The morphology of the rosin-based ISG system was investigated with the method as previously reported [80], using SEM (TESCAN MIRA3, Tescan Orsay Holding, Brno-Kohoutovice, Czech Republic) at an accelerating voltage of 15 kV. After the drug release experiment in PBS (pH 7.4), the gel remnant was washed with 200 mL distilled water and freeze-dried. The dried samples were kept in a desiccator for 72 h and coated with gold prior to examination.

4.9. Cytotoxicity

Cytotoxicity of the rosin and extracted medium from the ISG formulations was investigated using the WST-1 cell viability assay with a slight modification [21]. The HCT-116 and HT-29 cells were cultured in DMEM medium containing fetal bovine serum, L-glutamine, and penicillin/streptomycin at 37 °C with a humidified 5% CO2 incubator (HERA Cell 240, Heraeus Deutschland GmbH & Co., Heraeus Hanau, Germany). The cell culture medium was replaced every 3 days. Briefly, the colorectal cells (0.5 × 103 cells/well) were seeded in 96-well plates and incubated at 37 °C for 24 h. Following the 24 h incubation, the cell culture media were removed, and 100 μL of samples were added for 72 h. The formulation formed into gel in 5 mL of DMEM, and then the medium was collected on day 1 and day 5. Samples of six dose concentrations of rosin and extracted medium from the ISG systems were individually treated with HCT-116 and HT-29 cells. Triplicate runs were performed for each concentration sample. The cell culture medium was used as a negative control. Then, 10μL WST-1 solution was added into each well for 30 min. After incubation, the absorbance was determined at wavelength of 450 nm using a microplate reader (Victor NivoTM, PerkinElmer, Hamburg, Germany).
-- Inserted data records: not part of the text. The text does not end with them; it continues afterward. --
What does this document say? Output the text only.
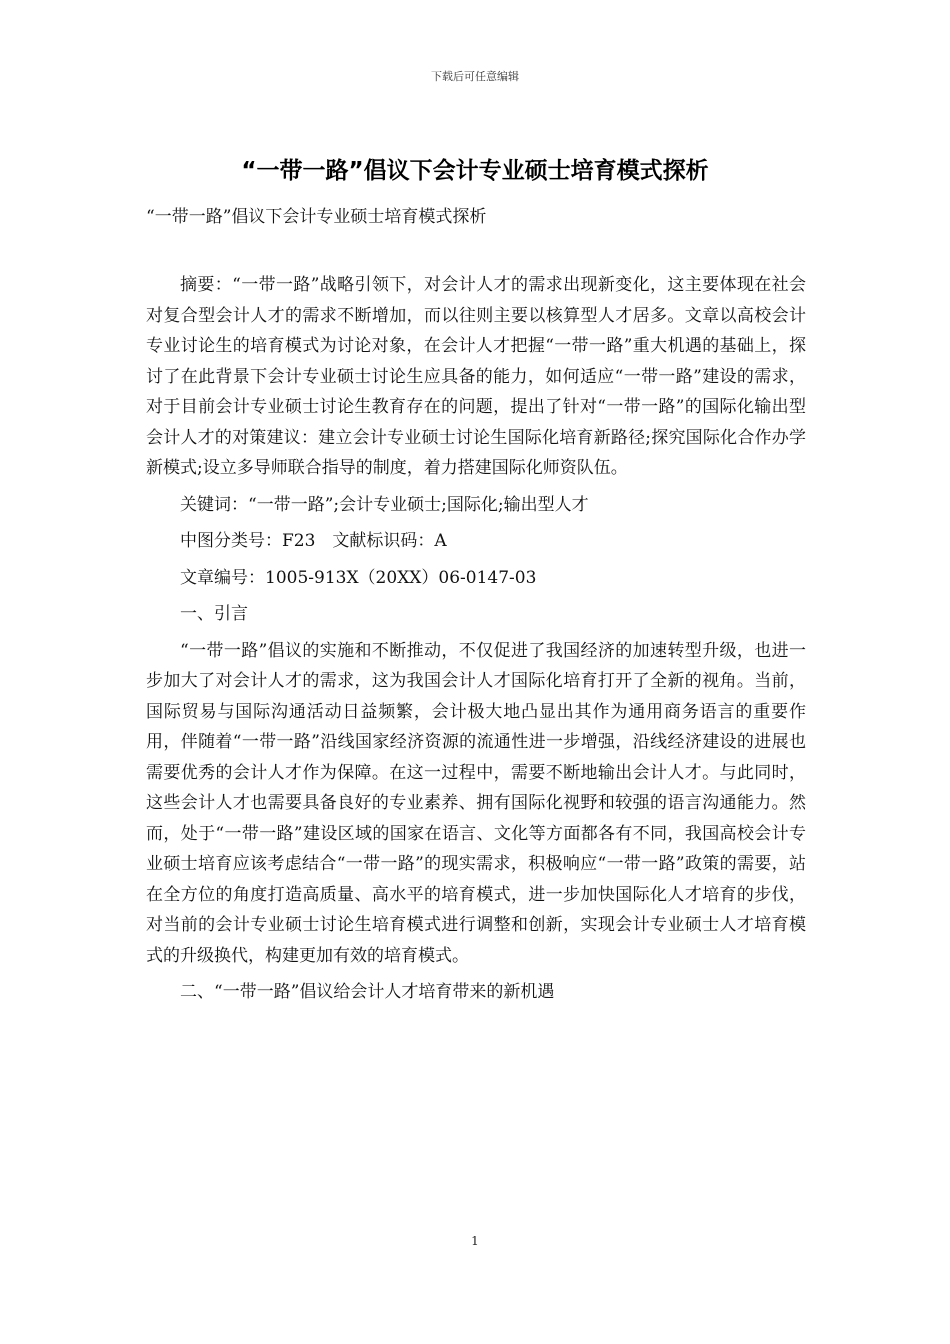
下载后可任意编辑
“一带一路”倡议下会计专业硕士培育模式探析

“一带一路”倡议下会计专业硕士培育模式探析

摘要：“一带一路”战略引领下，对会计人才的需求出现新变化，这主要体现在社会对复合型会计人才的需求不断增加，而以往则主要以核算型人才居多。文章以高校会计专业讨论生的培育模式为讨论对象，在会计人才把握“一带一路”重大机遇的基础上，探讨了在此背景下会计专业硕士讨论生应具备的能力，如何适应“一带一路”建设的需求，对于目前会计专业硕士讨论生教育存在的问题，提出了针对“一带一路”的国际化输出型会计人才的对策建议：建立会计专业硕士讨论生国际化培育新路径;探究国际化合作办学新模式;设立多导师联合指导的制度，着力搭建国际化师资队伍。

关键词：“一带一路”;会计专业硕士;国际化;输出型人才

中图分类号：F23　文献标识码：A

文章编号：1005-913X（20XX）06-0147-03

一、引言

“一带一路”倡议的实施和不断推动，不仅促进了我国经济的加速转型升级，也进一步加大了对会计人才的需求，这为我国会计人才国际化培育打开了全新的视角。当前，国际贸易与国际沟通活动日益频繁，会计极大地凸显出其作为通用商务语言的重要作用，伴随着“一带一路”沿线国家经济资源的流通性进一步增强，沿线经济建设的进展也需要优秀的会计人才作为保障。在这一过程中，需要不断地输出会计人才。与此同时，这些会计人才也需要具备良好的专业素养、拥有国际化视野和较强的语言沟通能力。然而，处于“一带一路”建设区域的国家在语言、文化等方面都各有不同，我国高校会计专业硕士培育应该考虑结合“一带一路”的现实需求，积极响应“一带一路”政策的需要，站在全方位的角度打造高质量、高水平的培育模式，进一步加快国际化人才培育的步伐，对当前的会计专业硕士讨论生培育模式进行调整和创新，实现会计专业硕士人才培育模式的升级换代，构建更加有效的培育模式。

二、“一带一路”倡议给会计人才培育带来的新机遇

1
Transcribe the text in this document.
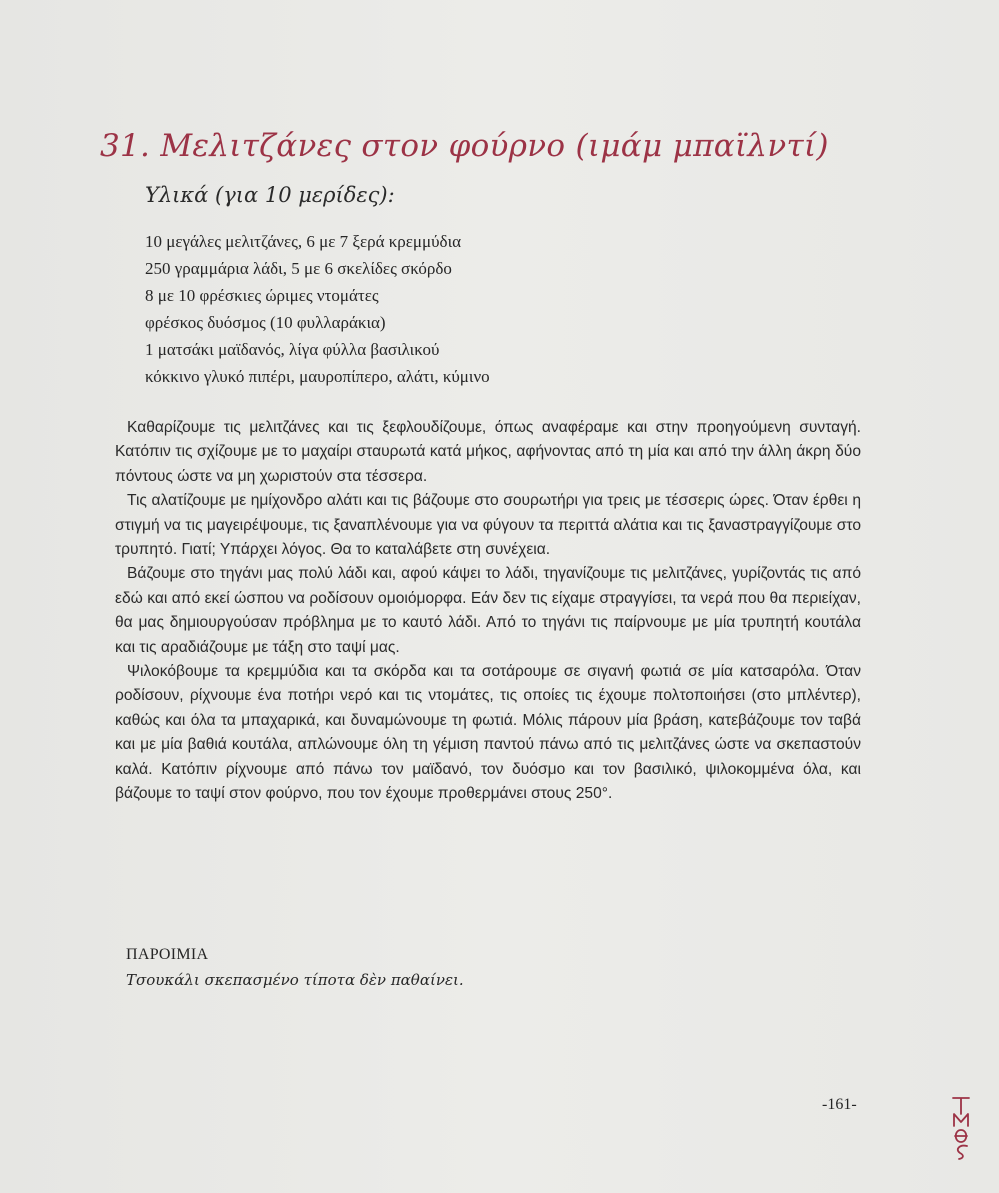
31. Μελιτζάνες στον φούρνο (ιμάμ μπαϊλντί)
Υλικά (για 10 μερίδες):
10 μεγάλες μελιτζάνες, 6 με 7 ξερά κρεμμύδια
250 γραμμάρια λάδι, 5 με 6 σκελίδες σκόρδο
8 με 10 φρέσκιες ώριμες ντομάτες
φρέσκος δυόσμος (10 φυλλαράκια)
1 ματσάκι μαϊδανός, λίγα φύλλα βασιλικού
κόκκινο γλυκό πιπέρι, μαυροπίπερο, αλάτι, κύμινο

Καθαρίζουμε τις μελιτζάνες και τις ξεφλουδίζουμε, όπως αναφέραμε και στην προηγούμενη συνταγή. Κατόπιν τις σχίζουμε με το μαχαίρι σταυρωτά κατά μήκος, αφήνοντας από τη μία και από την άλλη άκρη δύο πόντους ώστε να μη χωριστούν στα τέσσερα.

Τις αλατίζουμε με ημίχονδρο αλάτι και τις βάζουμε στο σουρωτήρι για τρεις με τέσσερις ώρες. Όταν έρθει η στιγμή να τις μαγειρέψουμε, τις ξαναπλένουμε για να φύγουν τα περιττά αλάτια και τις ξαναστραγγίζουμε στο τρυπητό. Γιατί; Υπάρχει λόγος. Θα το καταλάβετε στη συνέχεια.

Βάζουμε στο τηγάνι μας πολύ λάδι και, αφού κάψει το λάδι, τηγανίζουμε τις μελιτζάνες, γυρίζοντάς τις από εδώ και από εκεί ώσπου να ροδίσουν ομοιόμορφα. Εάν δεν τις είχαμε στραγγίσει, τα νερά που θα περιείχαν, θα μας δημιουργούσαν πρόβλημα με το καυτό λάδι. Από το τηγάνι τις παίρνουμε με μία τρυπητή κουτάλα και τις αραδιάζουμε με τάξη στο ταψί μας.

Ψιλοκόβουμε τα κρεμμύδια και τα σκόρδα και τα σοτάρουμε σε σιγανή φωτιά σε μία κατσαρόλα. Όταν ροδίσουν, ρίχνουμε ένα ποτήρι νερό και τις ντομάτες, τις οποίες τις έχουμε πολτοποιήσει (στο μπλέντερ), καθώς και όλα τα μπαχαρικά, και δυναμώνουμε τη φωτιά. Μόλις πάρουν μία βράση, κατεβάζουμε τον ταβά και με μία βαθιά κουτάλα, απλώνουμε όλη τη γέμιση παντού πάνω από τις μελιτζάνες ώστε να σκεπαστούν καλά. Κατόπιν ρίχνουμε από πάνω τον μαϊδανό, τον δυόσμο και τον βασιλικό, ψιλοκομμένα όλα, και βάζουμε το ταψί στον φούρνο, που τον έχουμε προθερμάνει στους 250°.

ΠΑΡΟΙΜΙΑ
Τσουκάλι σκεπασμένο τίποτα δὲν παθαίνει.
-161-
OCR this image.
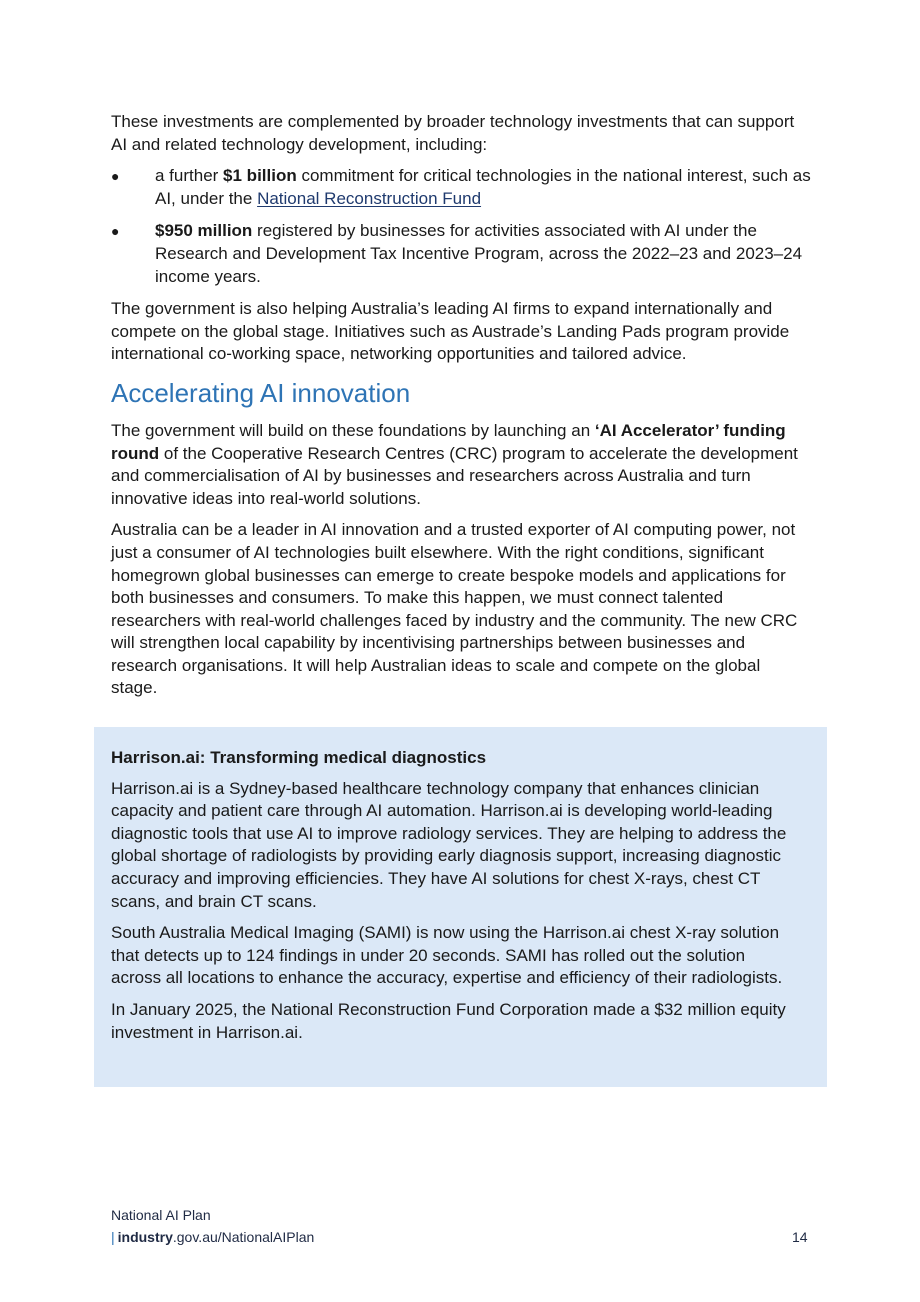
These investments are complemented by broader technology investments that can support AI and related technology development, including:

● a further $1 billion commitment for critical technologies in the national interest, such as AI, under the National Reconstruction Fund
● $950 million registered by businesses for activities associated with AI under the Research and Development Tax Incentive Program, across the 2022–23 and 2023–24 income years.

The government is also helping Australia’s leading AI firms to expand internationally and compete on the global stage. Initiatives such as Austrade’s Landing Pads program provide international co-working space, networking opportunities and tailored advice.

Accelerating AI innovation

The government will build on these foundations by launching an ‘AI Accelerator’ funding round of the Cooperative Research Centres (CRC) program to accelerate the development and commercialisation of AI by businesses and researchers across Australia and turn innovative ideas into real-world solutions.

Australia can be a leader in AI innovation and a trusted exporter of AI computing power, not just a consumer of AI technologies built elsewhere. With the right conditions, significant homegrown global businesses can emerge to create bespoke models and applications for both businesses and consumers. To make this happen, we must connect talented researchers with real-world challenges faced by industry and the community. The new CRC will strengthen local capability by incentivising partnerships between businesses and research organisations. It will help Australian ideas to scale and compete on the global stage.

Harrison.ai: Transforming medical diagnostics

Harrison.ai is a Sydney-based healthcare technology company that enhances clinician capacity and patient care through AI automation. Harrison.ai is developing world-leading diagnostic tools that use AI to improve radiology services. They are helping to address the global shortage of radiologists by providing early diagnosis support, increasing diagnostic accuracy and improving efficiencies. They have AI solutions for chest X-rays, chest CT scans, and brain CT scans.

South Australia Medical Imaging (SAMI) is now using the Harrison.ai chest X-ray solution that detects up to 124 findings in under 20 seconds. SAMI has rolled out the solution across all locations to enhance the accuracy, expertise and efficiency of their radiologists.

In January 2025, the National Reconstruction Fund Corporation made a $32 million equity investment in Harrison.ai.

National AI Plan
| industry.gov.au/NationalAIPlan	14
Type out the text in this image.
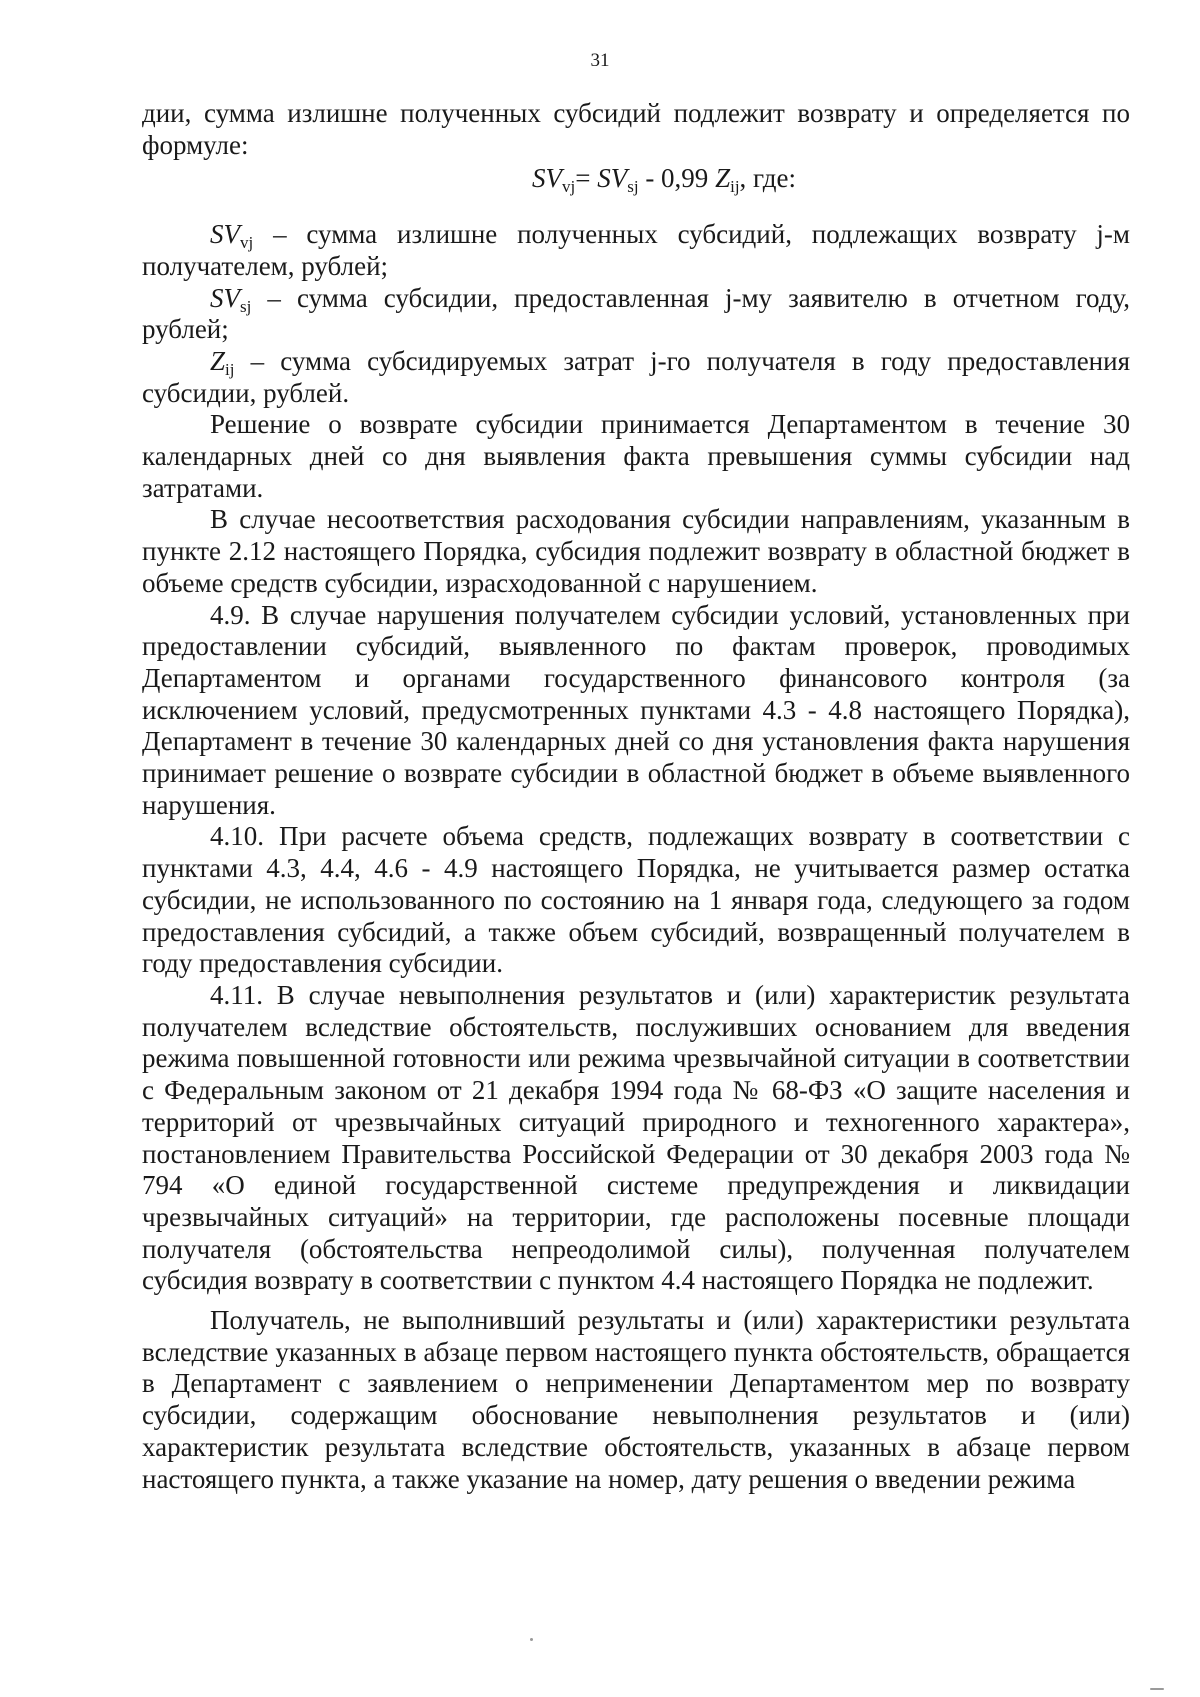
31

дии, сумма излишне полученных субсидий подлежит возврату и определяется по формуле:

$SV_{vj}= SV_{sj} - 0,99$ $Z_{ij}$, где:

$SV_{vj}$ – сумма излишне полученных субсидий, подлежащих возврату j-м получателем, рублей;

$SV_{sj}$ – сумма субсидии, предоставленная j-му заявителю в отчетном году, рублей;

$Z_{ij}$ – сумма субсидируемых затрат j-го получателя в году предоставления субсидии, рублей.

Решение о возврате субсидии принимается Департаментом в течение 30 календарных дней со дня выявления факта превышения суммы субсидии над затратами.

В случае несоответствия расходования субсидии направлениям, указанным в пункте 2.12 настоящего Порядка, субсидия подлежит возврату в областной бюджет в объеме средств субсидии, израсходованной с нарушением.

4.9. В случае нарушения получателем субсидии условий, установленных при предоставлении субсидий, выявленного по фактам проверок, проводимых Департаментом и органами государственного финансового контроля (за исключением условий, предусмотренных пунктами 4.3 - 4.8 настоящего Порядка), Департамент в течение 30 календарных дней со дня установления факта нарушения принимает решение о возврате субсидии в областной бюджет в объеме выявленного нарушения.

4.10. При расчете объема средств, подлежащих возврату в соответствии с пунктами 4.3, 4.4, 4.6 - 4.9 настоящего Порядка, не учитывается размер остатка субсидии, не использованного по состоянию на 1 января года, следующего за годом предоставления субсидий, а также объем субсидий, возвращенный получателем в году предоставления субсидии.

4.11. В случае невыполнения результатов и (или) характеристик результата получателем вследствие обстоятельств, послуживших основанием для введения режима повышенной готовности или режима чрезвычайной ситуации в соответствии с Федеральным законом от 21 декабря 1994 года № 68-ФЗ «О защите населения и территорий от чрезвычайных ситуаций природного и техногенного характера», постановлением Правительства Российской Федерации от 30 декабря 2003 года № 794 «О единой государственной системе предупреждения и ликвидации чрезвычайных ситуаций» на территории, где расположены посевные площади получателя (обстоятельства непреодолимой силы), полученная получателем субсидия возврату в соответствии с пунктом 4.4 настоящего Порядка не подлежит.

Получатель, не выполнивший результаты и (или) характеристики результата вследствие указанных в абзаце первом настоящего пункта обстоятельств, обращается в Департамент с заявлением о неприменении Департаментом мер по возврату субсидии, содержащим обоснование невыполнения результатов и (или) характеристик результата вследствие обстоятельств, указанных в абзаце первом настоящего пункта, а также указание на номер, дату решения о введении режима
GraphPad Prism software 5.01 (San Diego, CA, USA) was used for the calculation of IC50 values of the cytotoxicity of rosin from three independent experiments.

4.10. Statistical Analysis

All data were examined using a one-way analysis of variance (ANOVA) followed by Tukey’s test. A value of p < 0.05 was considered statistically significant. The analysis was conducted using SPSS for Windows (version 11.5, SPSS: An IBM Company, Chicago, IL, USA).